Top Iranian officials have called for cultivating comprehensive ties with South Africa, particularly in banking sector. In a meeting with visiting speaker of South Africa’s parliament Baleka Mbete this weekend, President Hassan Rouhani said Tehran is keen to boost its diplomatic and economic relations with the African nation. “Iran and South Africa can make valuable efforts for international peace and stability as well as for developing countries’ interests by cooperating at international fora.” According to the Iranian media, Rouhani plans to visit South Africa in the near future.
Iranian Foreign Minister Javad Zarif echoed a similar wish and told Mbete that “Iran can be a reliable partner for South Africa in the region.” In a separate meeting with her Iranian counterpart Ali Larijani, the top South African lawmaker also stressed that her country supports Iran’s accession to BRICS – the association of five major emerging economies: Brazil, Russia, India, China and South Africa.
The visiting South African delegation discussed a wide range of bilateral issues with Iranian officials in Tehran, including setting up a joint commission to boost cooperation, Rouhani’s trip to South Africa, the nuclear deal, and regional affairs, particularly the Israeli-Palestinian issue.
One key agenda item was closer banking ties.
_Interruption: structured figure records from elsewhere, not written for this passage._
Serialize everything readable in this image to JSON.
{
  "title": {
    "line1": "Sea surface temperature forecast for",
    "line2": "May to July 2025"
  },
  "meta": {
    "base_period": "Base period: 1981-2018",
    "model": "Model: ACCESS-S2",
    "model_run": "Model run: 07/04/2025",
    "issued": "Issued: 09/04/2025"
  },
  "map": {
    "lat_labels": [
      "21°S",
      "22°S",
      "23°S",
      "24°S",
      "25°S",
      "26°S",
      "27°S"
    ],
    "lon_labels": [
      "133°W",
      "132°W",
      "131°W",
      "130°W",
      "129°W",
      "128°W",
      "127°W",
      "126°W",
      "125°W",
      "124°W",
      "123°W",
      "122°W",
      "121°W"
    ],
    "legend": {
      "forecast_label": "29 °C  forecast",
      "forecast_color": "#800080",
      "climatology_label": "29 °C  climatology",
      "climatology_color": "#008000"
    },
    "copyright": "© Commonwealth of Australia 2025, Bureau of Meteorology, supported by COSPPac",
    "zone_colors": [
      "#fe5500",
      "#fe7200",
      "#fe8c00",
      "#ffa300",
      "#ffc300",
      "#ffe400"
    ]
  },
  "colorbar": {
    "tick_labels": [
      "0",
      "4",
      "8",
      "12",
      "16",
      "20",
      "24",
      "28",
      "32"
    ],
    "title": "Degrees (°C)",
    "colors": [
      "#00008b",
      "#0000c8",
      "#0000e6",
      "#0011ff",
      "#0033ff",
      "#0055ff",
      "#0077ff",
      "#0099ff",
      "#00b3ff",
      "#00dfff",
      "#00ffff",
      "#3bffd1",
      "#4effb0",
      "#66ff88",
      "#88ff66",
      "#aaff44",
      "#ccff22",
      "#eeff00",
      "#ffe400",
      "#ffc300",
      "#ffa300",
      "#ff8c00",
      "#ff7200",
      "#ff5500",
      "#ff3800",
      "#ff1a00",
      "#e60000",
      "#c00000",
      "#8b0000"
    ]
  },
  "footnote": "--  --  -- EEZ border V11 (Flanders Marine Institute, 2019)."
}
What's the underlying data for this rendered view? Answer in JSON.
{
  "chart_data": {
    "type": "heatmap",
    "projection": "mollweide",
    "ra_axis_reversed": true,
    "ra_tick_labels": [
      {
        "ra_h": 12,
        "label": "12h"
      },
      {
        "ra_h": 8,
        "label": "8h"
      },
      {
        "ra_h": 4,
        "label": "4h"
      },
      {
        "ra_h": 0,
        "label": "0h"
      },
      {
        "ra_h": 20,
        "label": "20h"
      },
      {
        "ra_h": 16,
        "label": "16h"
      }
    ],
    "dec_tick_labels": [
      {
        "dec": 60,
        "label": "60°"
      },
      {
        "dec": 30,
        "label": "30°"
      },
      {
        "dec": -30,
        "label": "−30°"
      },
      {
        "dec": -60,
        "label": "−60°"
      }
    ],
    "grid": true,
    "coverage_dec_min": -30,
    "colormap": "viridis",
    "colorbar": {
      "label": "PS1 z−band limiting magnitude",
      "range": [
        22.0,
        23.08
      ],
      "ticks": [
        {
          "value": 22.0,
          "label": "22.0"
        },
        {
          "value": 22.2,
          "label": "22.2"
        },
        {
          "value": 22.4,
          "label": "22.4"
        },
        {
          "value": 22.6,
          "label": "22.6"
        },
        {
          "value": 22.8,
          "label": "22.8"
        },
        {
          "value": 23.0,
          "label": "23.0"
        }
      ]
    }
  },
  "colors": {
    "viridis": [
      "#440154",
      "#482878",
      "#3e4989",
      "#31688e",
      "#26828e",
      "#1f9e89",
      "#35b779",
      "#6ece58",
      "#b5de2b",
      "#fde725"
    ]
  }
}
Valiollah Saif, the head of the Central Bank of Iran, said expanding banking relations with South Africa will top President Rouhani’s agenda during his trip to the African country. Mbete, according to Iranian media, also agreed that the nuclear deal has prepared the ground for the two countries to “normalize banking relations” and emphasized that such a move would further cement economic ties between Iran and South Africa. Several Iranian banks are planning on opening branches in South Africa.
Comment: In the past decade, the Islamic Republic has consistently sought to expand its influence in Africa. Former Iranian president Mahmoud Ahmadinejad made significant efforts to expand Tehran’s relations with African nations to offset Iran’s increasing isolation by the West. While the Rouhani administration’s priority has been to improve Iran’s relations with the West, it has not forgotten Africa and sees it as an important region for Iran’s soft power and hard power strategies. In a meeting with his Sierra Leonean counterpart in May, Zarif stressed that Africa was of paramount significance for Iran in the political, economic and cultural terms.
By building closer ties with African countries, Tehran hopes to gain their support in the United Nations and other international and regional platforms. As Iran is seeking to become a major exporter of small arms, African countries could also be a lucrative market. In addition, Tehran may hope that its expanding ties with African countries would serve its naval expansion in the future. And as Washington is expected to impose more sanctions on Iran in the near future, Tehran is trying to bolster its financial and economic relations with other countries to minimize the impact of U.S. sanctions.